No I don't sadly =( - Just English & French. –  Nizbel99 Oct 15 '12 at 5:14
    
This is a shame, because the references you've given me look like just what I would need if they were in English. I can't seem to find anything comprehensive like this in English either. –  Nizbel99 Oct 15 '12 at 5:25
1  
You can find a few ideas in answers to this question, this question, and this question. (I’ve not yet had time to look at your actual question.) –  Brian M. Scott Oct 15 '12 at 5:35
    
Thank you =) - I am taking a look now, although these look a lot more complex than what we've seen in class.
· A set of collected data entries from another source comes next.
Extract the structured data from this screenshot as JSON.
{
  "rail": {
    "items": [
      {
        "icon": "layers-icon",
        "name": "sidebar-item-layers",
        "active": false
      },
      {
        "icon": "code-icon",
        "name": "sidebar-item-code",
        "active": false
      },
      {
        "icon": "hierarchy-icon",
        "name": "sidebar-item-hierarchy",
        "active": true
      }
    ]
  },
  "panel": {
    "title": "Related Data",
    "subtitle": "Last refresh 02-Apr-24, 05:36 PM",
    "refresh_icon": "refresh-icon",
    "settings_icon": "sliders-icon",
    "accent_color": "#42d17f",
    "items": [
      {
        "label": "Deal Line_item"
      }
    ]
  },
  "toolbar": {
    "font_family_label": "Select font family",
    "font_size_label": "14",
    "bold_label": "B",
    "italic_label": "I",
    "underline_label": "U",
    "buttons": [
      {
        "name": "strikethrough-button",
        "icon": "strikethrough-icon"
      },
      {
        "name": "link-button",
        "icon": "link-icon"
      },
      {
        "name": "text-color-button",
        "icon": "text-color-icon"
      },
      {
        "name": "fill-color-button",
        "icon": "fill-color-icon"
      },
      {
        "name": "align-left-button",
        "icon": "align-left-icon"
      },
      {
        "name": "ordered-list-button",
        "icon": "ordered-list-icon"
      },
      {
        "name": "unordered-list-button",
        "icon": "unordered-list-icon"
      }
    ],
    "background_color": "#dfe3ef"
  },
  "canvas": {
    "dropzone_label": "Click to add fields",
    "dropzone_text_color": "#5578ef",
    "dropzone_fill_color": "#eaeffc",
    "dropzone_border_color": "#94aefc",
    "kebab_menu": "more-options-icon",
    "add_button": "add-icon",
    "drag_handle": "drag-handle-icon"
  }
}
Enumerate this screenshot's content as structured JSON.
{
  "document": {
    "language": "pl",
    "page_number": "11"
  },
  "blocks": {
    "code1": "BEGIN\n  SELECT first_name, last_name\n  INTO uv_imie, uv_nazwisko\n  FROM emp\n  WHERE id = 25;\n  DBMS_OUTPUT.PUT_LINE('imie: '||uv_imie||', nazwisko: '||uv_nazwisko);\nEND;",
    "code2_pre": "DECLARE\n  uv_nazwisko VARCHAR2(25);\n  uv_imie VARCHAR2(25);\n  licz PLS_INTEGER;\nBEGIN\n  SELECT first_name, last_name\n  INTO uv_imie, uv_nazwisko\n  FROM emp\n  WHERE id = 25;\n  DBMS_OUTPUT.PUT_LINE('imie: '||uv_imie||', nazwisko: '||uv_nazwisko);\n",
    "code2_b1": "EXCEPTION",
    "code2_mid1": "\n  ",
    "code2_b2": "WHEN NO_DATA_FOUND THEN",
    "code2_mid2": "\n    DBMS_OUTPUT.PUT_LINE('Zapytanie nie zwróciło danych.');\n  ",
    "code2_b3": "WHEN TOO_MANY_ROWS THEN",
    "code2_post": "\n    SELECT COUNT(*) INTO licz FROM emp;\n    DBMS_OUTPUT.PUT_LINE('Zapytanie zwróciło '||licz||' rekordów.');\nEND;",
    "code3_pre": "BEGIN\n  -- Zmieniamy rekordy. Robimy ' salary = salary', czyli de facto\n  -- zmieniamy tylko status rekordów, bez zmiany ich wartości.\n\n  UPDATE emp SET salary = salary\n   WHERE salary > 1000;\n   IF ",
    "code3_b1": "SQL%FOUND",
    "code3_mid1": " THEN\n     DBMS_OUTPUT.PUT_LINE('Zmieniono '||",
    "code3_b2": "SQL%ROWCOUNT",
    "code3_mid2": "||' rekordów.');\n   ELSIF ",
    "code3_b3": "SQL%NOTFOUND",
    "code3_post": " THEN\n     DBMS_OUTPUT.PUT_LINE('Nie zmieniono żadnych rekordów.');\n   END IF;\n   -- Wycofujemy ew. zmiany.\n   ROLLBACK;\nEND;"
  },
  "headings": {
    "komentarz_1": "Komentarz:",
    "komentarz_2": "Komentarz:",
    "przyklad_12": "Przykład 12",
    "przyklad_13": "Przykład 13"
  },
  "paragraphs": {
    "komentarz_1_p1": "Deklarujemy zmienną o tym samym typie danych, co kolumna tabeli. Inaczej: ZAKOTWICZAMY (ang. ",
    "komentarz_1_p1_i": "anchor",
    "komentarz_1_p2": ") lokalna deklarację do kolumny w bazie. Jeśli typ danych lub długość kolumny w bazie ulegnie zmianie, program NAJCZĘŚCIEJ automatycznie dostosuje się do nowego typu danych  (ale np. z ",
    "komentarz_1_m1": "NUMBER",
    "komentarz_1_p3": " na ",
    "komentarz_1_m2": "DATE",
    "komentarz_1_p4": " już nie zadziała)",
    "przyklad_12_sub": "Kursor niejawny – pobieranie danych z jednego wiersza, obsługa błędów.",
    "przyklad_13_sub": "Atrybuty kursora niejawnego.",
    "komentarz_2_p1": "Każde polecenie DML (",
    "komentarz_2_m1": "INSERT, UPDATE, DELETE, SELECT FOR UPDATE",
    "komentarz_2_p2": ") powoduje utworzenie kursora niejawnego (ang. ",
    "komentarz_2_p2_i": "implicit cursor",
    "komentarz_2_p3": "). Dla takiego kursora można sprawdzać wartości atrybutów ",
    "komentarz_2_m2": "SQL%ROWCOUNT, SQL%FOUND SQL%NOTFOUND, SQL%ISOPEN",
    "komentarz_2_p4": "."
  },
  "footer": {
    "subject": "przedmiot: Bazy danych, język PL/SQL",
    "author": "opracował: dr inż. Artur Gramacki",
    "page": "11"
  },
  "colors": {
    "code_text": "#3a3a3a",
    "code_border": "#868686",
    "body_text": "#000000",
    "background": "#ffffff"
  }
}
I will continue to try and work through this problems as well, in the mean time :) –  Nizbel99 Oct 15 '12 at 5:39

4 Answers 4

up vote 2 down vote accepted

You can prove

$${a + 1 + b \brack b}_q = \sum\limits_{j=0}^{b} q^{(a+1)(b-j)}{a+j \brack j}_q\tag{1}$$ by induction on $b$. Assume $(1)$. Then

$$\begin{align*} \sum\limits_{j=0}^{b+1} q^{(a+1)(b+1-j)}{a+j \brack j}_q&={a+b+1\brack b+1}_q+\sum\limits_{j=0}^{b} q^{(a+1)(b+1-j)}{a+j \brack j}_q\\ &={a+b+1\brack b+1}_q+q^{a+1}\sum_{j=0}^bq^{(a+1)(b-j)}{a+j\brack j}_q\\ &={a + 1 + b \brack b+1}_q+q^{a+1}{a+1+b\brack b}_q\\ &={a+2+b\brack b+1}_q \end{align*}$$

by the fundamental recurrence $${n+1\brack k}_q={n\brack k}_q+q^{n-k+1}{n\brack k-1}_q\;.$$ It’s worth mentioning the other fundamental Pascal-like recurrence: $${n+1\brack k}_q=q^k{n\brack k}_q+{n\brack k-1}_q\;.$$

I also found these slides of a talk that I think you might find very useful.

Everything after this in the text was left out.